Sim, contradições. Agora me tornei a Morte, o destruidor de mundos: as imagens de J. Robert Oppenheimer citando Bhagvad Gita entram no projeto, talvez a contradição matricial, a expressão do cientista que se desviou do propósito iluminista da ciência e descambou para as trevas da morte. Mas não para por aí: a propaganda nos EUA que reduziu os japoneses a sub-humanos, facilitando a decisão de Truman – ele pensava que Hiroshima era uma instalação militar – de autorizar a bomba, apoiado pela (seduzida) opinião pública. E mais: como a bomba significou muito mais do que o fim da guerra no teatro asiático, significou uma radical tomada de posição estratégica de liderança mundial, que o establishment político-militar norte-americano almejava no pós-guerra.
E a Guerra Fria? “Ponto de Virada: A Bomba e a Guerra Fria” esmera-se em detalhar, privilegiando a construção do Outro assustador, o regime russo-soviético. Da espionagem ao Red Scare de Joe MacCarthy, aos julgamentos do casal Rosenberg, aos testes secretos de armas nucleares em ambos os lados, à formação de enormes conglomerados de inteligência e defesa, às operações secretas da CIA (Irã e Guatemala) e à crise dos mísseis em Cuba – todas as variantes são devassadas, sem apelações sensacionalistas tão frequentes nas intermináveis produções estilo History Channel. A objetividade da narrativa documental sustenta-se na edição de imagens e depoimentos, contrastando, até onde é possível, visões e conclusões. Vários entrevistados russos e ucranianos comparecem, críticos em relação à ascensão de Putin e sua insaciável escalada de poder.
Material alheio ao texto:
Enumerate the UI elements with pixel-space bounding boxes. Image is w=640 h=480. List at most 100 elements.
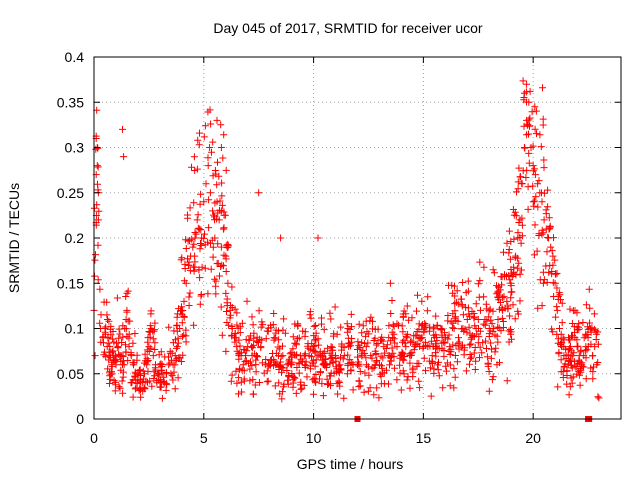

Não se sabe, insistindo, como reagiriam os atuais ideólogos do Kremlin a interrogações sobre tudo isso – sabe-se, entretanto, quais são as posições públicas de Putin sobre a Ucrânia, sobre a ameaça da OTAN, sobre a soberania e a segurança de seu país. São inúmeras as falas e imagens do líder russo elencadas na série, muitas conhecidas e outra nem tanto, apesar de muito citadas – como a famosa Conferência de Munique, em 2007, em que Putin prefigurou sua atual postura anti-Ocidente, incluindo o abandono de boa parte dos compromissos de desarmamento e a própria guerra da Ucrânia, que já completou 2 anos. Foi uma tacada audaciosa, sem dúvida: mas a série mergulha também em situações desconfortáveis para ele, como a relação com a Ucrânia após a Revolução Laranja, de 2004, e – pior – os protestos em 2011 e 12 contra sua volta à Presidência, duramente suprimidos.
Não faltarão leituras a denunciar um parti-pris a favor da Ucrânia – Zelenski é um dos entrevistados, suas falas parecem dirigir-se a uma audiência de fund raising. “Ponto de Virada: A Bomba e a Guerra Fria” alcança 10 horas de duração, acumulando contextos particulares e tentando articular uma abordagem geral. Por exemplo, um evento como Maidan – onda de manifestações e agitação civil, na Ucrânia, entre 2013 e 2014, que levaram à queda do governo pró-Rússia, visto por alguns como “golpe” e emancipação democrática por outros (a maioria dos ucranianos) – é dissecado em suas vicissitudes específicas e contextualizado no quadro geral das relações entre a Rússia e a Ucrânia.
A Guerra Fria, enfim, parece não ter terminado, ao contrário do que imaginaram Ronald Reagan e Mikhail Gorbatchov. Não está fácil.